Educação online: o perigo da comercialização de seus dados na web

Será que você faz parte do capitalismo de vigilância?

Os últimos dados publicados pela “Iniciativa Educação Aberta” (1), demonstram que durante o período de ensino remoto diversas empresas e plataformas tecnológicas passaram a oferecer várias ferramentas de Educação a Distância (EaD), como condição para a continuidade do ensino durante o período de suspensão das aulas presenciais provocada pela pandemia de Covid-19. 

É fato que a alternativa de educação remota foi válida, em vários casos ocorreu de forma gratuita aos usuários e permitiu a continuidade do processo de aprendizagem, mas é fato também, que algumas armadilhas se esconderam nesse processo. Uma delas, é a possibilidade de exploração dos dados de usuários para ofertar produtos e serviços. Esse modelo de negócio é chamado de “capitalismo de vigilância”. 

Caiu na rede caiu no mundo

A Universidade Federal do Pará (UFPA) em parceria com a Iniciativa Educação Aberta, órgão formado pela Cátedra UNESCO de EaD sediada na Universidade de Brasília (UnB) e pelo Instituto Educadigital, revelam que 65% das Universidades Públicas e Secretarias Estaduais já estão expostas a essas práticas remotas, o que as colocam em um universo frágil considerando a “falta de regulação de parcerias estabelecidas por órgãos públicos de educação com organizações comerciais, o que compromete o direito à privacidade e à proteção de dados pessoais dos cidadãos e também de crianças e adolescentes” (Campanha Nacional pelo Direito à Educação/2021).

O professor Tel Amiel da UnB que coordena a Cátedra UNESCO em EaD, explica que “essas parcerias não envolvem dispêndio de recursos financeiros por parte da administração pública.

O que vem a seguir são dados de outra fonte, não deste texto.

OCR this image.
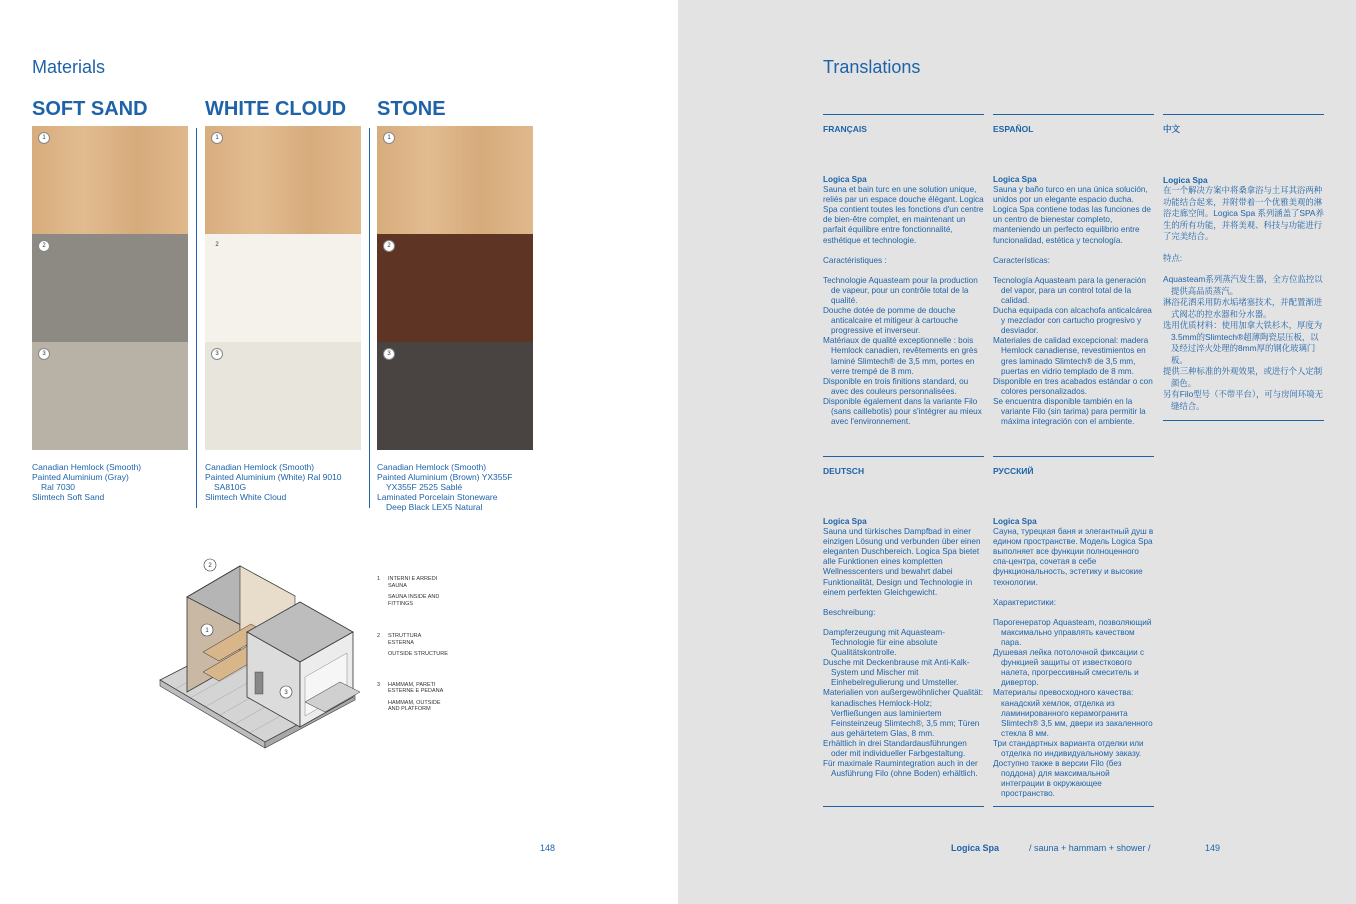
Materials
SOFT SAND
1
2
3
Canadian Hemlock (Smooth)
Painted Aluminium (Gray)

Ral 7030
Slimtech Soft Sand
WHITE CLOUD
1
2
3
Canadian Hemlock (Smooth)
Painted Aluminium (White) Ral 9010

SA810G
Slimtech White Cloud
STONE
1
2
3
Canadian Hemlock (Smooth)
Painted Aluminium (Brown) YX355F

YX355F 2525 Sablé
Laminated Porcelain Stoneware

Deep Black LEX5 Natural
2
1
3
1	INTERNI E ARREDI SAUNA
SAUNA INSIDE AND FITTINGS
2	STRUTTURA ESTERNA
OUTSIDE STRUCTURE
3	HAMMAM, PARETI ESTERNE E PEDANA
HAMMAM, OUTSIDE AND PLATFORM
148
Translations
FRANÇAIS

Logica Spa

Sauna et bain turc en une solution unique, reliés par un espace douche élégant. Logica Spa contient toutes les fonctions d'un centre de bien-être complet, en maintenant un parfait équilibre entre fonctionnalité, esthétique et technologie.

Caractéristiques :

Technologie Aquasteam pour la production de vapeur, pour un contrôle total de la qualité.

Douche dotée de pomme de douche anticalcaire et mitigeur à cartouche progressive et inverseur.

Matériaux de qualité exceptionnelle : bois Hemlock canadien, revêtements en grès laminé Slimtech® de 3,5 mm, portes en verre trempé de 8 mm.

Disponible en trois finitions standard, ou avec des couleurs personnalisées.

Disponible également dans la variante Filo (sans caillebotis) pour s'intégrer au mieux avec l'environnement.

ESPAÑOL

Logica Spa

Sauna y baño turco en una única solución, unidos por un elegante espacio ducha. Logica Spa contiene todas las funciones de un centro de bienestar completo, manteniendo un perfecto equilibrio entre funcionalidad, estética y tecnología.

Características:

Tecnología Aquasteam para la generación del vapor, para un control total de la calidad.

Ducha equipada con alcachofa anticalcárea y mezclador con cartucho progresivo y desviador.

Materiales de calidad excepcional: madera Hemlock canadiense, revestimientos en gres laminado Slimtech® de 3,5 mm, puertas en vidrio templado de 8 mm.

Disponible en tres acabados estándar o con colores personalizados.

Se encuentra disponible también en la variante Filo (sin tarima) para permitir la máxima integración con el ambiente.

中文

Logica Spa

在一个解决方案中将桑拿浴与土耳其浴两种功能结合起来，并附带着一个优雅美观的淋浴走廊空间。Logica Spa 系列涵盖了SPA养生的所有功能，并将美观、科技与功能进行了完美结合。

特点:

Aquasteam系列蒸汽发生器，全方位监控以提供高品质蒸汽。

淋浴花洒采用防水垢堵塞技术，并配置渐进式阀芯的控水器和分水器。

选用优质材料：使用加拿大铁杉木，厚度为3.5mm的Slimtech®超薄陶瓷层压板，以及经过淬火处理的8mm厚的钢化玻璃门板。

提供三种标准的外观效果，或进行个人定制颜色。

另有Filo型号（不带平台），可与房间环境无缝结合。

DEUTSCH

Logica Spa

Sauna und türkisches Dampfbad in einer einzigen Lösung und verbunden über einen eleganten Duschbereich. Logica Spa bietet alle Funktionen eines kompletten Wellnesscenters und bewahrt dabei Funktionalität, Design und Technologie in einem perfekten Gleichgewicht.

Beschreibung:

Dampferzeugung mit Aquasteam-Technologie für eine absolute Qualitätskontrolle.

Dusche mit Deckenbrause mit Anti-Kalk-System und Mischer mit Einhebelregulierung und Umsteller.

Materialien von außergewöhnlicher Qualität: kanadisches Hemlock-Holz; Verfließungen aus laminiertem Feinsteinzeug Slimtech®, 3,5 mm; Türen aus gehärtetem Glas, 8 mm.

Erhältlich in drei Standardausführungen oder mit individueller Farbgestaltung.

Für maximale Raumintegration auch in der Ausführung Filo (ohne Boden) erhältlich.

РУССКИЙ

Logica Spa

Сауна, турецкая баня и элегантный душ в едином пространстве. Модель Logica Spa выполняет все функции полноценного спа-центра, сочетая в себе функциональность, эстетику и высокие технологии.

Характеристики:

Парогенератор Aquasteam, позволяющий максимально управлять качеством пара.

Душевая лейка потолочной фиксации с функцией защиты от известкового налета, прогрессивный смеситель и дивертор.

Материалы превосходного качества: канадский хемлок, отделка из ламинированного керамогранита Slimtech® 3,5 мм, двери из закаленного стекла 8 мм.

Три стандартных варианта отделки или отделка по индивидуальному заказу.

Доступно также в версии Filo (без поддона) для максимальной интеграции в окружающее пространство.

Logica Spa	/ sauna + hammam + shower /	149
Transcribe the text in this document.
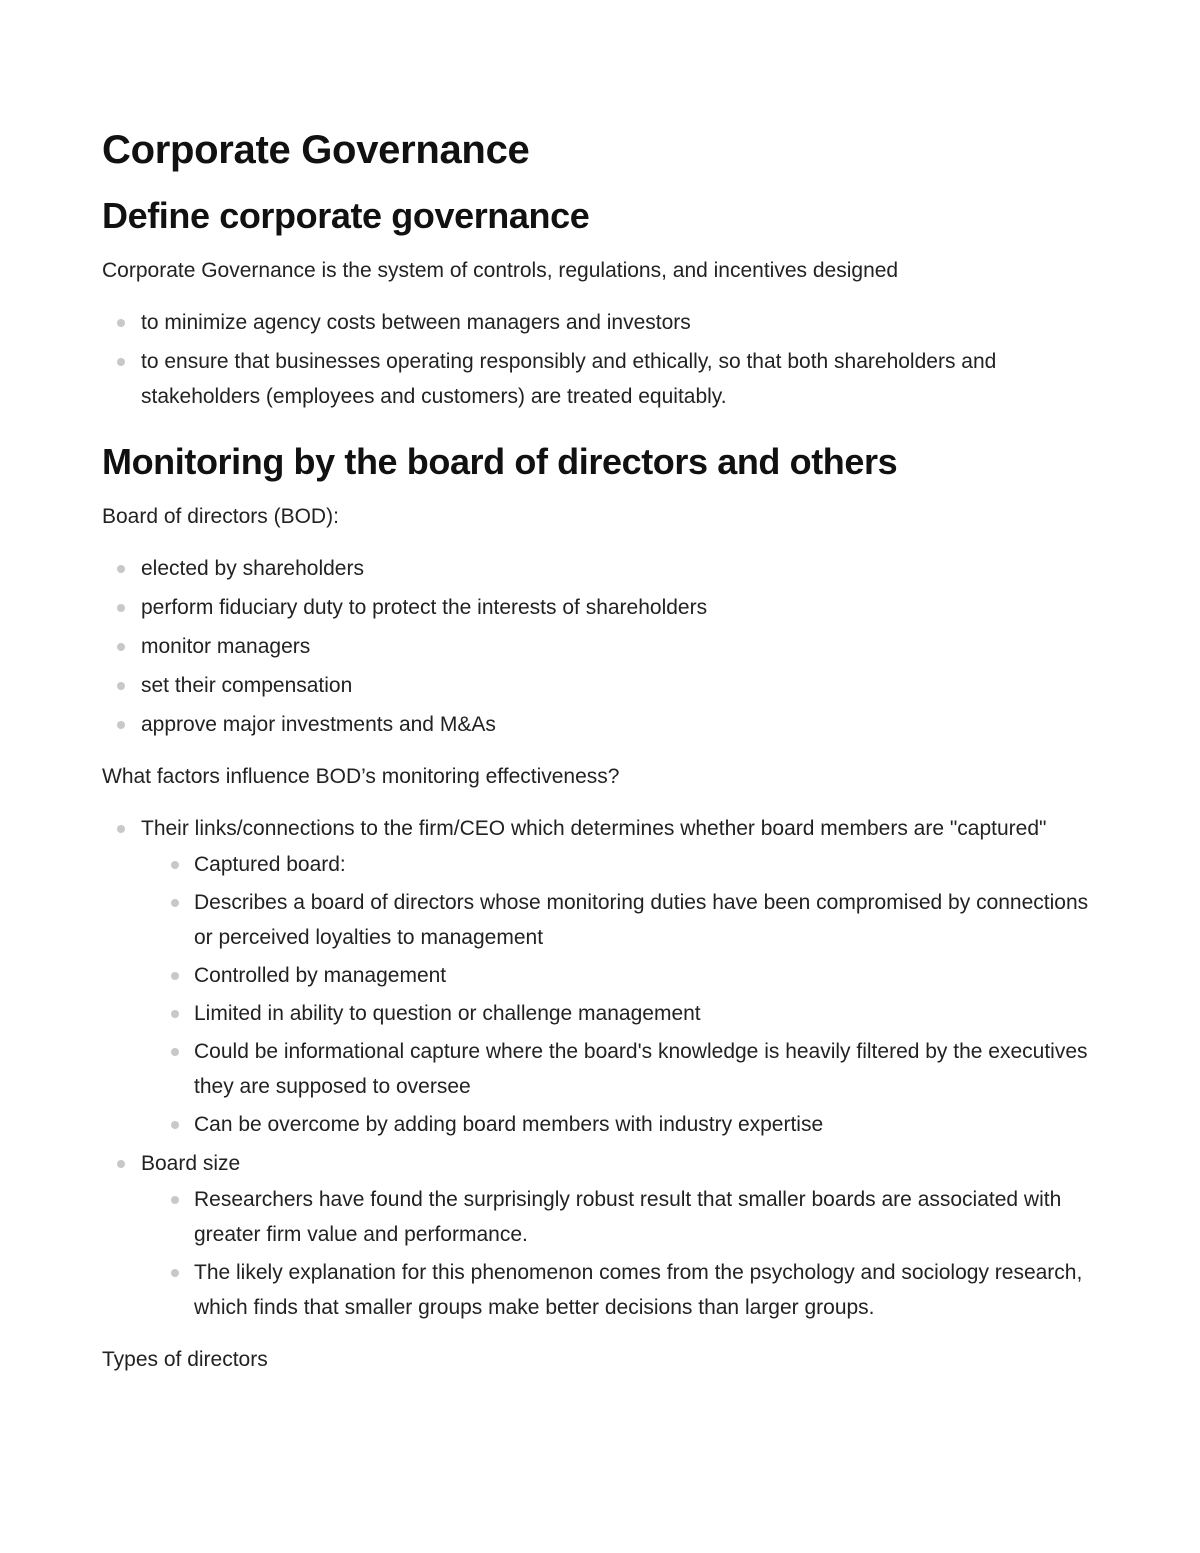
Corporate Governance
Define corporate governance

Corporate Governance is the system of controls, regulations, and incentives designed

to minimize agency costs between managers and investors
to ensure that businesses operating responsibly and ethically, so that both shareholders and stakeholders (employees and customers) are treated equitably.
Monitoring by the board of directors and others

Board of directors (BOD):

elected by shareholders
perform fiduciary duty to protect the interests of shareholders
monitor managers
set their compensation
approve major investments and M&As

What factors influence BOD’s monitoring effectiveness?

Their links/connections to the firm/CEO which determines whether board members are "captured"
Captured board:
Describes a board of directors whose monitoring duties have been compromised by connections or perceived loyalties to management
Controlled by management
Limited in ability to question or challenge management
Could be informational capture where the board's knowledge is heavily filtered by the executives they are supposed to oversee
Can be overcome by adding board members with industry expertise
Board size
Researchers have found the surprisingly robust result that smaller boards are associated with greater firm value and performance.
The likely explanation for this phenomenon comes from the psychology and sociology research, which finds that smaller groups make better decisions than larger groups.

Types of directors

No entanto, há um valor oculto extraído da coleta de nossos dados e metadados” (2).

O movimento é dinâmico e gigantesco, formado por grandes empresas de tecnologia, reunidas por grupos como o “GAFAM”, sigla que representa gigantes bem conhecidas entre nós, como a Google, Apple, Facebook, Amazon e Microsoft. Segundo dados publicados pela Campanha Nacional pelo Direito à Educação/2021, o Brasil está entre os países que menos cobram impostos das empresas Facebook, Alphabet (empresa que controla a Google) e Microsoft.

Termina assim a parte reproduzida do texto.